Between them Bumrah and Ashwin rapidly reduced Australia to 3-38 with the hopelessly out of form Joe Burns and the usually immovable Steve Smith both failing to score and Matthew Wade out for 30.
It was a scoreline to compare with Australia’s 3-45 in Adelaide a week earlier, underlining the extent to which the baggy greens are reliant on their brilliant bowlers and how much they need David Warner back from injury.
This must surely be Burns’s farewell as a Test cricketer, even if he gets a decent score in the second dig, as he did in the absence of much pressure in Adelaide. He faced 10 balls and played and missed at three of them before inevitably edging one for his fourth duck in 11 first class innings, including the first innings in Adelaide. The Australian dressing room is big on loyalty towards anyone who plays in successful teams and so are the selectors, but as popular as Burns is with his peers he is no longer selectable.
Smith’s brief appearance was another unusual contribution. When he gently turned Ashwin straight to an astutely placed leg-slip, it resonated like a lover’s tiff. Smith enjoys the MCG more than any other ground, anywhere, and had previously played six Tests there for 908 runs at an average of 113.5 with four hundreds and three fifties. He hadn’t made a duck since Perth, 2016 against South Africa, having scored 3096 runs at 70.36 in the meantime.
This left the bulk of the responsibility on Smith’s soul brother and, in terms of idiosyncratic batting style, his doppelganger, Marcus Labuschagne, who responded with his customary determination, if a little luckily.
He survived a couple of disputed lbw shouts, one of which was given out, and was hit hard in the helmet by Bumrah, but managed to top-score with 48 as the rest folded in worrying fashion for the second match in a row, all out for a disappointing 195.
Despite having a lot of bad luck with the decision reviews, the tourists dominated the old-fashioned way – with very good bowling, attacking fields and, crucially given their butter-fingered efforts in Adelaide, safe catching.

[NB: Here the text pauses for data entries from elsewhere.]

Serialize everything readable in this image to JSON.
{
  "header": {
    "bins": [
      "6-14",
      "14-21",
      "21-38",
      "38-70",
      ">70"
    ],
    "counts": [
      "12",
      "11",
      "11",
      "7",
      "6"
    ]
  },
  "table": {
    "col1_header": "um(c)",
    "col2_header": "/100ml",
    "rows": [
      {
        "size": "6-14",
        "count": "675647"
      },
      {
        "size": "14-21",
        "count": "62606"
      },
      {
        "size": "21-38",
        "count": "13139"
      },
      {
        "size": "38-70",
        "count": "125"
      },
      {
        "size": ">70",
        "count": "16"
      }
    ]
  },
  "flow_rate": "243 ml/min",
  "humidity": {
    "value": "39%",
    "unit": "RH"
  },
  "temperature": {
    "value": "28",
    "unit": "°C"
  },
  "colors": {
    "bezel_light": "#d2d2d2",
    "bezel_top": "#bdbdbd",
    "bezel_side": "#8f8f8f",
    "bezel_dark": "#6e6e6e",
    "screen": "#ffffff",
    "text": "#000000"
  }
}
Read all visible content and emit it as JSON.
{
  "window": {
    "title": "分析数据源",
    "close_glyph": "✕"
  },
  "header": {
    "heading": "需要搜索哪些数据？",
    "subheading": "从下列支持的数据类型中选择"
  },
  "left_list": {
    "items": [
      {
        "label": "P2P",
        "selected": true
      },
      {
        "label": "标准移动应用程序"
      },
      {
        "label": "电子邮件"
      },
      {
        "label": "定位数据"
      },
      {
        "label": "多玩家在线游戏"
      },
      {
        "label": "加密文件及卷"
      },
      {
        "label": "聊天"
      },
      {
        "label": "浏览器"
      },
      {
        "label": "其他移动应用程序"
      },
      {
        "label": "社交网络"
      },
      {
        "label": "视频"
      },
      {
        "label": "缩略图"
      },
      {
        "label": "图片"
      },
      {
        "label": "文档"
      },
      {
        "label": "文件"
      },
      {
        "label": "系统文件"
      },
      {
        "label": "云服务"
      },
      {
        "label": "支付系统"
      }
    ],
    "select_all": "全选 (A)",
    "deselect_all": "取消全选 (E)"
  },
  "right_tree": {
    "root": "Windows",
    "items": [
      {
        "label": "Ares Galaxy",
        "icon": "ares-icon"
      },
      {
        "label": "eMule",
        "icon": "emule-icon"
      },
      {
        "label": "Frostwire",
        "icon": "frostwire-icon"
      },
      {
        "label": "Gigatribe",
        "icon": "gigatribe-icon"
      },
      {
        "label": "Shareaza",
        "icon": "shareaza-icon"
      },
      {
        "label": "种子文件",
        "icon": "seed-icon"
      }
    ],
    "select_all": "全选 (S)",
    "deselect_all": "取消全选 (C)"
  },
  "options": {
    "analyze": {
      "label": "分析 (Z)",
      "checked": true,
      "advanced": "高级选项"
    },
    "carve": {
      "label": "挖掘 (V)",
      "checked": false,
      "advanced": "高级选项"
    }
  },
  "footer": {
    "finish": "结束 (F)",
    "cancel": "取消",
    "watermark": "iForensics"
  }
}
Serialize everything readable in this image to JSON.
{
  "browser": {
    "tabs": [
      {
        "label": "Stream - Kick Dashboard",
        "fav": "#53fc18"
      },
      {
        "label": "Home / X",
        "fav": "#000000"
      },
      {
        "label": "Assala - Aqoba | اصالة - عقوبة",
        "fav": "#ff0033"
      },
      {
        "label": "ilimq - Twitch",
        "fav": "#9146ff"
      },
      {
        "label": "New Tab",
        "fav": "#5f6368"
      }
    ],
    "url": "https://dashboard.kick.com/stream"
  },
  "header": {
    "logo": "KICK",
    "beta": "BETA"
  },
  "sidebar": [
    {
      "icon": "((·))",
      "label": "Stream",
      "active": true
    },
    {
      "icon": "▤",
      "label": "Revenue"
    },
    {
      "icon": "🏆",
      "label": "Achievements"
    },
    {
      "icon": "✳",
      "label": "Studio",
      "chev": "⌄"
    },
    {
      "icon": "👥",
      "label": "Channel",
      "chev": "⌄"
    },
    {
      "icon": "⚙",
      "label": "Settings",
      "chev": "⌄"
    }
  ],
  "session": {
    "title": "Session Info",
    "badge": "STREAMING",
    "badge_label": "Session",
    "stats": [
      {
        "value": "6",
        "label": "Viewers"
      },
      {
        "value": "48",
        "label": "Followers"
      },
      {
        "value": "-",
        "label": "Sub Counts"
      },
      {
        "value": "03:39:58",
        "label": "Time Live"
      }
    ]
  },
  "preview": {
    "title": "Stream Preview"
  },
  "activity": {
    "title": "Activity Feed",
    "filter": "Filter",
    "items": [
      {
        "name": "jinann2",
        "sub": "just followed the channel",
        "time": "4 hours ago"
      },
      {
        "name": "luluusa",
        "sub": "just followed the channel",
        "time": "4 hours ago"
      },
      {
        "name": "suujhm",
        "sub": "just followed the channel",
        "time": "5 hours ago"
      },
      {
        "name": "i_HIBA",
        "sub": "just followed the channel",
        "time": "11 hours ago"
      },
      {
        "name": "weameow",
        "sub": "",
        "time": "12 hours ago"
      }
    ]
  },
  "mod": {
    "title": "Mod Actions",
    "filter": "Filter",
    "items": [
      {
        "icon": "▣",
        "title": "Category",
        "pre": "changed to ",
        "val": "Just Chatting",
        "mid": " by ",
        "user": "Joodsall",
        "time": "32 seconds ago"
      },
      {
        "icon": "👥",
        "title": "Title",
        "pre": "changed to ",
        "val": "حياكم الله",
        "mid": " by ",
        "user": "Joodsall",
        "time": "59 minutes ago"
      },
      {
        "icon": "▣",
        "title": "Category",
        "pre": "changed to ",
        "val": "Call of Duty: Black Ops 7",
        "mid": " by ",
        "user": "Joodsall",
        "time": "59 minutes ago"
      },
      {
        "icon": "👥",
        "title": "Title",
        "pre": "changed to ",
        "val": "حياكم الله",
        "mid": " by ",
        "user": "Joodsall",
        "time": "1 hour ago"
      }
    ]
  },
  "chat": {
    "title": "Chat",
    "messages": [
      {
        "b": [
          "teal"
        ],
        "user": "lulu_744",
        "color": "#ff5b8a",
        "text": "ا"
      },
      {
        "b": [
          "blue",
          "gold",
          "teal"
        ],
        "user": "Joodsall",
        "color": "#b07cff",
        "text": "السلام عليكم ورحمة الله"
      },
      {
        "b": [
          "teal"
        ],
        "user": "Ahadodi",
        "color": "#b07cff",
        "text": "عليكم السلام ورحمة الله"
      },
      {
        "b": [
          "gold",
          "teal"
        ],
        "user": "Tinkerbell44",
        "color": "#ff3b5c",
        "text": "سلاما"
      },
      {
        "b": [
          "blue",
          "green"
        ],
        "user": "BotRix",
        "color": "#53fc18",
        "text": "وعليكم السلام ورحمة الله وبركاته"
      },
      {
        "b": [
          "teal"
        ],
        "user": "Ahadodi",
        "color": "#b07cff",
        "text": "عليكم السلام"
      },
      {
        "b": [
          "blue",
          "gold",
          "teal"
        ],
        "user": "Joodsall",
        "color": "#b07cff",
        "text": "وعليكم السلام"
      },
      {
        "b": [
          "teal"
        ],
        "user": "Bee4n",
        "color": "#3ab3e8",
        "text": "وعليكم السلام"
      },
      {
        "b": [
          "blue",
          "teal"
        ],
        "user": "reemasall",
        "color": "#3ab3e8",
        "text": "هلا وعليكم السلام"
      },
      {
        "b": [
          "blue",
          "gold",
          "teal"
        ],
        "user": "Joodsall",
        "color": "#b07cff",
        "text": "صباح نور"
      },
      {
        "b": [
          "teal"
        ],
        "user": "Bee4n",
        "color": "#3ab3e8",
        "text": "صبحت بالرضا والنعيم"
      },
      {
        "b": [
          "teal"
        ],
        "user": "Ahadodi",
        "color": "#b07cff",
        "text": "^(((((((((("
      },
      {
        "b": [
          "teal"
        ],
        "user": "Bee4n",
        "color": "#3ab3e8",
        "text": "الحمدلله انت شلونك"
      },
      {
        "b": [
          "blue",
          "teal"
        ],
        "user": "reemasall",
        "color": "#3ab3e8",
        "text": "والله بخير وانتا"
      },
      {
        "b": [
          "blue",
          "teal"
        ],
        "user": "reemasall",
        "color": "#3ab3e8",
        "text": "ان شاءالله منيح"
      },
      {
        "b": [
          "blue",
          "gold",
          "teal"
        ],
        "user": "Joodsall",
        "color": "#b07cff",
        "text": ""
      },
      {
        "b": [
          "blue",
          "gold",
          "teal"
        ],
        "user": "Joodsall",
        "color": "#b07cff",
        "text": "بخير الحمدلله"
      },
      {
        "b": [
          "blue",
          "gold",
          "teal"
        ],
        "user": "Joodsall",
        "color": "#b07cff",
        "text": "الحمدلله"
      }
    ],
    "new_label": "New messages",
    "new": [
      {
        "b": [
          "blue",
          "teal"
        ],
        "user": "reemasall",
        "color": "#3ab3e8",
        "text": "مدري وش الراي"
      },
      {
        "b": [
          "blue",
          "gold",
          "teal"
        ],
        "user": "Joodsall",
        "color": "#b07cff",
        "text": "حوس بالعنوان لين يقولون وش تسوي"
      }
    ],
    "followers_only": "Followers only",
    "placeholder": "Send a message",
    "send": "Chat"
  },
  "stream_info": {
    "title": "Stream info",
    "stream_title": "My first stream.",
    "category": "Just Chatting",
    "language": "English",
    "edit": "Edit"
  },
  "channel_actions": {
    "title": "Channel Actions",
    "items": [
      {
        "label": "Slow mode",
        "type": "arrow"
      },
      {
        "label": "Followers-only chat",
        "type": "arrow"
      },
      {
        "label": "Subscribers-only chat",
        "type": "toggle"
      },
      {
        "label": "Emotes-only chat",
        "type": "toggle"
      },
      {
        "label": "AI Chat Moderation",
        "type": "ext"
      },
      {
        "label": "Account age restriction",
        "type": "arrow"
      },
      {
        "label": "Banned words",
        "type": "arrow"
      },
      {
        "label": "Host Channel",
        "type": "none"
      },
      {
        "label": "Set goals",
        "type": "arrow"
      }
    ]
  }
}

After the 36 all out horror of Adelaide, and with superstar Virat Kohl missing among four changes to the team, this was an uplifting day for Rehane, who got his opportunity to captain his country on the occasion of the 100th Test between Australia and India, 50 in each country. Overall, Australia have won 43, lost 28, drawn 27 and tied one. In Australia, it is 30-7-12, a heavy imbalance that on all the evidence so far might be in danger of evening up a little.
The most unusual feature of all brought the stadium to a silent standstill when a poignant tea-time tribute was offered, in the presence of his wife and two daughters, to former Test star Dean Jones, who died at 59 in September – not from a heart attack as reported at the time but a massive stroke. The MCG wasn’t Deano’s most productive venue at Test level, but few sportsmen – cricketers or footballers – have been more of a favourite son there. That much hasn’t changed. That’s why Cricket Victoria is to be applauded by making their peace with him by posthumously reinstating his life membership and naming status on the trophy for white ball player of the year, both of which Jones walked away from a few months before he died, disgruntled about being overlooked for coaching appointments among other things.
RON REED has spent more than 50 years as a sportswriter or sports editor, mainly at The Herald and Herald Sun. He has covered just about every sport at local, national and international level, including multiple assignments at the Olympic and Commonwealth games, cricket tours, the Tour de France, America’s Cup yachting, tennis and golf majors and world title fights.